April 10, 2026
What Happens in the Brain When a Displaced Person Hears Live Piano
There is a moment, usually within the first two or three minutes of a session, when something shifts. The shoulders drop. The breath deepens. The eyes close or soften. It is not a metaphor. It is neuroscience.
When a person who has experienced displacement or trauma hears live piano music in a safe setting, the brain initiates a measurable cascade of responses. Cortisol levels, the body's primary stress hormone, begin to decrease. A 2013 study by Thoma and colleagues found that music listening before a standardized stressor significantly reduced the cortisol response in participants, and that this effect was most pronounced when the music was calm and played live rather than recorded.
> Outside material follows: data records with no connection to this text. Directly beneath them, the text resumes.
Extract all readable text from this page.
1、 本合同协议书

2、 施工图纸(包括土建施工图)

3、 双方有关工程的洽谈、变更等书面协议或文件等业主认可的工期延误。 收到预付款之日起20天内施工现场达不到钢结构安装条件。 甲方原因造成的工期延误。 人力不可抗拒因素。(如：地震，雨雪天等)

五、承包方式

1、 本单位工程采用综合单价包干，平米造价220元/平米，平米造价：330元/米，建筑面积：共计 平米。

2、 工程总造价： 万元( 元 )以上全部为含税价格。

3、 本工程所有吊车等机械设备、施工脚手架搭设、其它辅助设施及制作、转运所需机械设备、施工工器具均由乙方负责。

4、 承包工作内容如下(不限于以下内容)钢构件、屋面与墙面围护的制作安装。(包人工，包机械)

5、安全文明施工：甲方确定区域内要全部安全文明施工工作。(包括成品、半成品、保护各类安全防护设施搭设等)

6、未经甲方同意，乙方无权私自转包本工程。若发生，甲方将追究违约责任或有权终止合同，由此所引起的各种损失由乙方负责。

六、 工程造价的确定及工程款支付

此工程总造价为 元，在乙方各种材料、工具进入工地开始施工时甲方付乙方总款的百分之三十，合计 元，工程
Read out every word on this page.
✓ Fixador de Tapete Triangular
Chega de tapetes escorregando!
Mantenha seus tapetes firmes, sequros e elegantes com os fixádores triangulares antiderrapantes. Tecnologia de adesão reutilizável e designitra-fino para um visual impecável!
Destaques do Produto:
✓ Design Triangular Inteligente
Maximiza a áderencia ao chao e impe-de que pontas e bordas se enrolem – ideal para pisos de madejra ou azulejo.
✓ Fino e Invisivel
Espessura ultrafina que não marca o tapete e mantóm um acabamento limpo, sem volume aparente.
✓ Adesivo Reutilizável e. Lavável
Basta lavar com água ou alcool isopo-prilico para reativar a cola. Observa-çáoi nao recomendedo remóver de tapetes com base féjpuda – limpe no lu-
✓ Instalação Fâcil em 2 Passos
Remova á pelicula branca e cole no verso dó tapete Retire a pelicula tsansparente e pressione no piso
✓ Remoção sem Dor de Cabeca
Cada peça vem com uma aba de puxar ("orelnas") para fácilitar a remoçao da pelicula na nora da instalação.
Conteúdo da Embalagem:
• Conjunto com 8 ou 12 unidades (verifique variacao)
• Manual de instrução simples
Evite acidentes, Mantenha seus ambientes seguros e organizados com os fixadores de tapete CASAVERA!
At the same time, the prefrontal cortex, the part of the brain responsible for emotional regulation, begins to re-engage. For people carrying trauma, this region is often suppressed by an overactive amygdala, the brain's alarm center. Live music, particularly instrumental piano with its wide harmonic range, helps modulate this imbalance. The harmonic overtones of a well-voiced piano stimulate both hemispheres simultaneously, creating a bilateral activation pattern similar to what we see in EMDR therapy.
But there is something that neuroscience alone does not fully explain: the experience of being played to. When someone improvises for you, responding in real time to your breathing, your posture, the barely perceptible tension in your hands, the music becomes a dialogue. You are being heard without having to speak. For someone who has lost their home, their language context, sometimes their name in the bureaucracies of asylum, being heard is not a small thing. It is the beginning of recovery.
In our sessions at IMPULSES.ART, we do not ask people to talk until they are ready. The piano speaks first. And the brain, even a brain scarred by fear, listens.